Desk Posture

 

When working in an office for long periods of time it can be difficult to avoid the pitfalls of sitting and slouching. When slouching, the chin juts forward, the shoulders are rounded, and the natural curves in the spine are lost. Being in this position for prolonged periods causes compensatory shortness and excessive load on the muscles of the neck and shoulders. This causes stiffness and pain in the surrounding areas, possibly leading to headaches and compression on vital nerves and blood vessels.


Sitting with your chair too low, with the knees higher than the hips, decreases the angle at the hip joint. This position puts pressure on the discs of the spine and encourages hunching over, as well as general lower back pain.

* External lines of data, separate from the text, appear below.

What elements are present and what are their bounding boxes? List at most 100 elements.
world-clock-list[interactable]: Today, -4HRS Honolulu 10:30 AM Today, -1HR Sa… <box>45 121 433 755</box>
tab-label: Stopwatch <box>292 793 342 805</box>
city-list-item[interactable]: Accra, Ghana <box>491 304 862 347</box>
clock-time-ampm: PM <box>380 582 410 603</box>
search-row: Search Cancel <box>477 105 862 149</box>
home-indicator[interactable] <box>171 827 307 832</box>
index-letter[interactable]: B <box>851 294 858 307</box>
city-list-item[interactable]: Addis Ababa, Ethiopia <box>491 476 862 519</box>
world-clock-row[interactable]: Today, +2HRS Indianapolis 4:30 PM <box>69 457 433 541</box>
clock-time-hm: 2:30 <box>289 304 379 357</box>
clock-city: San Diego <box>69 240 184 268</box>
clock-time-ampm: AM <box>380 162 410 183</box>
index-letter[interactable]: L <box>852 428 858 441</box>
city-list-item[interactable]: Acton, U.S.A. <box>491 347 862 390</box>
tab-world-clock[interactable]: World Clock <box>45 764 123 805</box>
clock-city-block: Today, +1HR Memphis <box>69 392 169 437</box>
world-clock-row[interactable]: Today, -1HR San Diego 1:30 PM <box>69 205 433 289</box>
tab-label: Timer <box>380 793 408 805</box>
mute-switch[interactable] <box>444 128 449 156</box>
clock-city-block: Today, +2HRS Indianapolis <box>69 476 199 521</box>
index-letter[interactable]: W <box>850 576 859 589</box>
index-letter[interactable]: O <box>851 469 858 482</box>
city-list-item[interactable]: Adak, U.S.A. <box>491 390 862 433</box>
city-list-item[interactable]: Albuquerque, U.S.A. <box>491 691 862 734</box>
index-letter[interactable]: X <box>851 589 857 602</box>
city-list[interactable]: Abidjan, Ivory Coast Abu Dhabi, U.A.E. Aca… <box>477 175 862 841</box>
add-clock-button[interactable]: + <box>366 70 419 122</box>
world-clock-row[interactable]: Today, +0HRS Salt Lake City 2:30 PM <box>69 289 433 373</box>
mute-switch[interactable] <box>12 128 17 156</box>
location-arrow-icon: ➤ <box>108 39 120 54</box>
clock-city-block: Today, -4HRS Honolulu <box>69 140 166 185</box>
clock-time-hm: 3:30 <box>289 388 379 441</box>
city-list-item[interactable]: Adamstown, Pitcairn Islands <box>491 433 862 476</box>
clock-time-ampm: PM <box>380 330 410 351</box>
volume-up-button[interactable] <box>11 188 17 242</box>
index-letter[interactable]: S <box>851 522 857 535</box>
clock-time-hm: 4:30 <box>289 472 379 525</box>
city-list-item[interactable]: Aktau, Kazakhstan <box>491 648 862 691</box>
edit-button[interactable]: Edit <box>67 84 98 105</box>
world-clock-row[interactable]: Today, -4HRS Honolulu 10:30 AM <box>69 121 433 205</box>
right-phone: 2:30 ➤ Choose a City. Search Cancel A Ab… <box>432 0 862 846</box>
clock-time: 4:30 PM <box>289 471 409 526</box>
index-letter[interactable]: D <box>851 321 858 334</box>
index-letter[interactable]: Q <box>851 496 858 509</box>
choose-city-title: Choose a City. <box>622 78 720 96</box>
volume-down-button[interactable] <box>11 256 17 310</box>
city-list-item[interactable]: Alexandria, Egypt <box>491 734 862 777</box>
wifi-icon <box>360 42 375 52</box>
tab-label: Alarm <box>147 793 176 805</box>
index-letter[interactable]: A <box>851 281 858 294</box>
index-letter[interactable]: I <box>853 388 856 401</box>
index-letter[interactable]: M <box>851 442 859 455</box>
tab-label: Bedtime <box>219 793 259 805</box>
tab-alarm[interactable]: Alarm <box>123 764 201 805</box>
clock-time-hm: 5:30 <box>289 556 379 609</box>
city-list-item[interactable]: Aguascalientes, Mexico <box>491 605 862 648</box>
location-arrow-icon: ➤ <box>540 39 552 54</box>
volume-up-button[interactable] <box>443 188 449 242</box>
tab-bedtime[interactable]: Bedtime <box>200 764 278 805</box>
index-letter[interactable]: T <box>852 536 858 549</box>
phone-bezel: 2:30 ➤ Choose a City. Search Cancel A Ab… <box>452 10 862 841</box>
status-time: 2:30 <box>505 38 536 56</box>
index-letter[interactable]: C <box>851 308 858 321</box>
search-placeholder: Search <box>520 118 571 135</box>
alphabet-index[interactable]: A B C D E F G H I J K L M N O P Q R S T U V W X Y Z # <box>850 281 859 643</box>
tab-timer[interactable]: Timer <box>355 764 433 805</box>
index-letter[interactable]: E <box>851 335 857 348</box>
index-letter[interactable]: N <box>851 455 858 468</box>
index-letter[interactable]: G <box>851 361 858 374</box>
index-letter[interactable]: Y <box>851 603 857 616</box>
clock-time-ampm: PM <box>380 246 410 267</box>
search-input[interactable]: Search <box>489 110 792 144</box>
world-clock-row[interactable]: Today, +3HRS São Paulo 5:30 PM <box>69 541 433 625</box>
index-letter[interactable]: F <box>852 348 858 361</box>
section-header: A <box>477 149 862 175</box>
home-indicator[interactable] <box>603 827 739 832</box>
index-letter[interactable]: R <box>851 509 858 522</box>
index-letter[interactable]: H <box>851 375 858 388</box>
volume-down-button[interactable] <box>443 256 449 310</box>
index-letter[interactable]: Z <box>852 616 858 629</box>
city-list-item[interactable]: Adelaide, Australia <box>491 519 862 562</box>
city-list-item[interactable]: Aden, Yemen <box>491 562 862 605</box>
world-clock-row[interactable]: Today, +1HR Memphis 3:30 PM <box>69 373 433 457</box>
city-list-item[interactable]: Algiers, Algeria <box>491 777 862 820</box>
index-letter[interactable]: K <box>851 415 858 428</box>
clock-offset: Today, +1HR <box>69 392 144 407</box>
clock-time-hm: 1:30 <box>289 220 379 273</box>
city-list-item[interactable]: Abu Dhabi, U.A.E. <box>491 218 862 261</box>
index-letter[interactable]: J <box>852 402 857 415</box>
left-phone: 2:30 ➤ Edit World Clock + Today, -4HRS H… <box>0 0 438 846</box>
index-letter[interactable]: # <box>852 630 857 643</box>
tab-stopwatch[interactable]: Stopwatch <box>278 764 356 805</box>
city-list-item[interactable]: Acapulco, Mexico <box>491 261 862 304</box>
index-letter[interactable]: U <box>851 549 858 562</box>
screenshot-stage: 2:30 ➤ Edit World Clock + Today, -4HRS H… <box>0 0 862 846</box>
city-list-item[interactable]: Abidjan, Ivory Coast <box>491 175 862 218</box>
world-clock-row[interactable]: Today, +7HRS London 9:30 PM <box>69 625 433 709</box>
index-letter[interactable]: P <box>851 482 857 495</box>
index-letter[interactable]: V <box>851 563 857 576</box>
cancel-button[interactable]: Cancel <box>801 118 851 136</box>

To prevent office niggles and muscle imbalance a safer posture should be adopted. The feet should rest flat on the floor, whilst the chair is at a height that allows the knees to fall below the hips. Shoulders should be relaxed back and down, over the hips, with the head stacked vertically on top. The spine should follow its natural curves, chest proud, with the elbows relaxed by the side. If possible, the wrists should be in line of the forearm, parallel to the floor, without over extension (this can be helped with mouse and keyboard rests). You may find the use of a standing/kneeling desk helps if you’re prone to getting stuck in an unnatural position. (PRO TIP, I like to sit on an exercise ball whilst at my desk. The ball improves posture, allows for movement of the pelvis and spine and also can strengthen your core!)

Ultimately, sitting in any position correct or otherwise, for long periods reduces blood flow to certain areas causing discomfort and irritation. The best advice is to take frequent microbreaks. Get up, walk around, stretch.. Get that blood moving!